The Rivers Casino brought in nearly twice the receipts in August as the Grand Victoria, which previously was the highest revenue generator of the state's casinos for much of its existence.
Rivers Casino takes the lead
"We're thankful," Des Plaines Mayor Marty Moylan said of the new casino.
The new numbers come from the Illinois Gaming Board's monthly report for August, which appears to confirm Elgin officials' fears that the Rivers Casino would directly compete with them.
The Grand Victoria Casino's revenues for August, down 24 percent compared to August 2010, are also down nearly 20 percent from just last month.
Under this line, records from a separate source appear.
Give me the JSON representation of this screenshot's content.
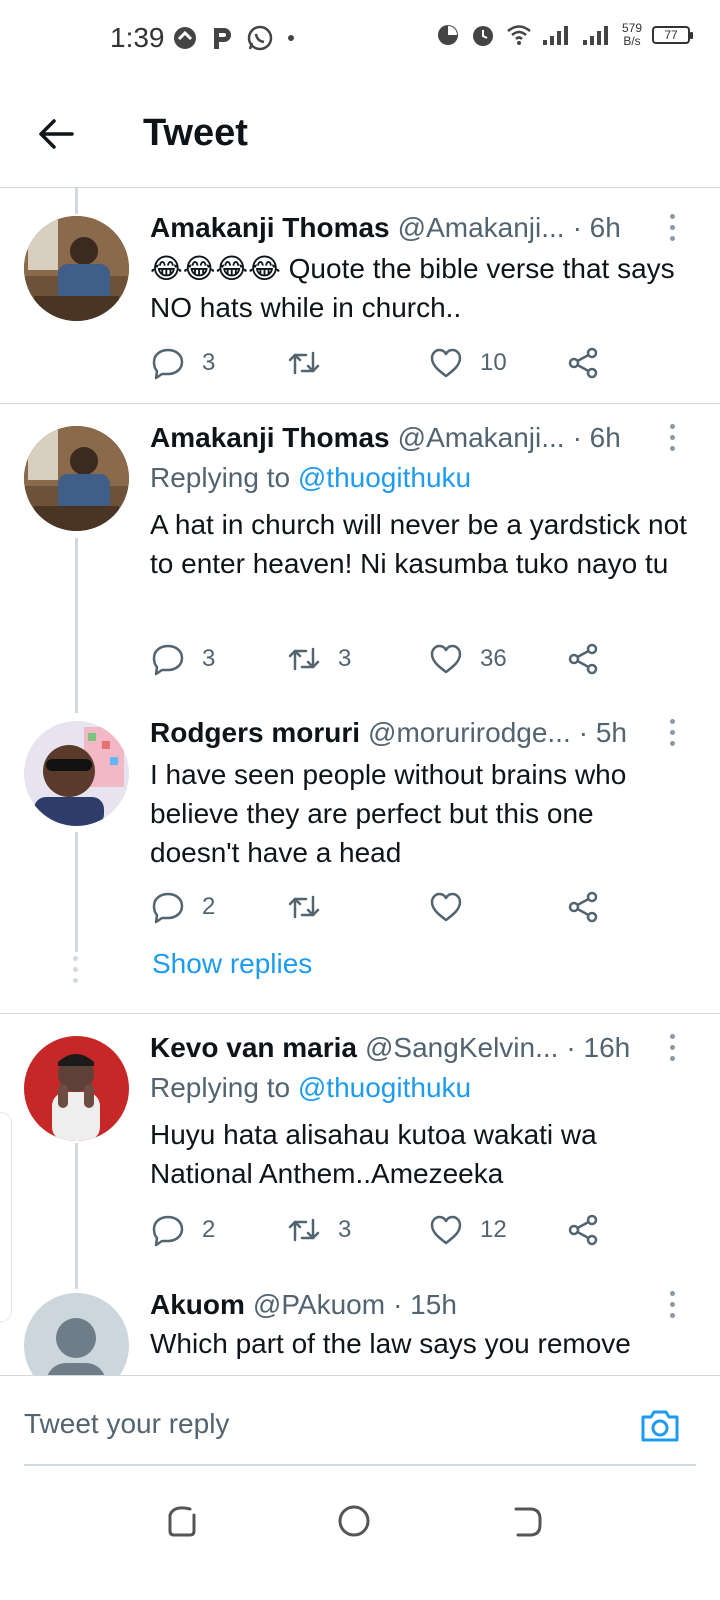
{
  "status_bar": {
    "time": "1:39",
    "net_speed_value": "579",
    "net_speed_unit": "B/s",
    "battery": "77"
  },
  "header": {
    "title": "Tweet"
  },
  "tweets": [
    {
      "name": "Amakanji Thomas",
      "handle": "@Amakanji...",
      "time": "· 6h",
      "replying_prefix": "",
      "replying_to": "",
      "text": "😂😂😂😂 Quote the bible verse that says NO hats while in church..",
      "replies": "3",
      "retweets": "",
      "likes": "10"
    },
    {
      "name": "Amakanji Thomas",
      "handle": "@Amakanji...",
      "time": "· 6h",
      "replying_prefix": "Replying to",
      "replying_to": "@thuogithuku",
      "text": "A hat in church will never be a yardstick not to enter heaven! Ni kasumba tuko nayo tu",
      "replies": "3",
      "retweets": "3",
      "likes": "36"
    },
    {
      "name": "Rodgers moruri",
      "handle": "@morurirodge...",
      "time": "· 5h",
      "replying_prefix": "",
      "replying_to": "",
      "text": "I have seen people without brains who believe they are perfect but this one doesn't have a head",
      "replies": "2",
      "retweets": "",
      "likes": ""
    },
    {
      "name": "Kevo van maria",
      "handle": "@SangKelvin...",
      "time": "· 16h",
      "replying_prefix": "Replying to",
      "replying_to": "@thuogithuku",
      "text": "Huyu hata alisahau kutoa wakati wa National Anthem..Amezeeka",
      "replies": "2",
      "retweets": "3",
      "likes": "12"
    },
    {
      "name": "Akuom",
      "handle": "@PAkuom",
      "time": "· 15h",
      "replying_prefix": "",
      "replying_to": "",
      "text": "Which part of the law says you remove",
      "replies": "",
      "retweets": "",
      "likes": ""
    }
  ],
  "show_replies": "Show replies",
  "composer": {
    "placeholder": "Tweet your reply"
  },
  "icons": {
    "back": "arrow-left-icon",
    "reply": "reply-bubble-icon",
    "retweet": "retweet-icon",
    "like": "heart-icon",
    "share": "share-icon",
    "more": "more-vertical-icon",
    "camera": "camera-icon"
  },
  "colors": {
    "accent": "#1d9bf0",
    "text": "#0f1419",
    "secondary": "#536471",
    "divider": "#cfd9de"
  }
}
The Rivers Casino, which opened July 18, pulled in $34.1 million in adjusted gross receipts -- the money bet on the casino floor. The Grand Victoria brought in about $18.5 million.
The Hollywood Casino in Aurora dropped almost 4 percent over August of last year, with the report showing $14.7 million in receipts. Both casinos in Joliet saw declines, too.
Elgin Mayor Dave Kaptain said the decline was expected.
"The Grand Victoria has to compete with the businesses around it," Kaptain said.
Opponents of putting slot machines at Arlington Park and proposed new casinos in Lake County, Chicago and other places have argued competition poses a major threat to current casinos' business futures.
"There are only so many gamblers to go around," Moylan said.
A big opening at a casino in Chicago, for example, might dampen the revenues in Des Plaines just like the Rivers Casino has done to the Grand Victoria so far.
Supporters of expansion, though, say that, overall, more gambling means more revenue for the state.
In fact, the Rivers Casino opening meant the total revenue of Illinois' casinos was up more than 18 percent in August over the same month last year.
Monthly reports over the following year will give a better sense of the new casino's long-term future, as the crush of people heading there for the first time wears off. Some local officials hope, though, that the shiny new facilities will keep people coming back.
As for plans to add more gambling in Illinois, Gov. Pat Quinn and lawmakers continue to wrangle, a fight that could come to a head when lawmakers return to Springfield in late October.
Illinois casino revenues had been dropping as the economy put a damper on gamblers' willingness to risk their cash in the slot machines and on the tables.
In fact, even a big opening in Des Plaines doesn't quite match up with Grand Victoria's heyday.
Ten years ago, in August 2001, Elgin took in $35.1 million, $1 million more than Des Plaines took in last month.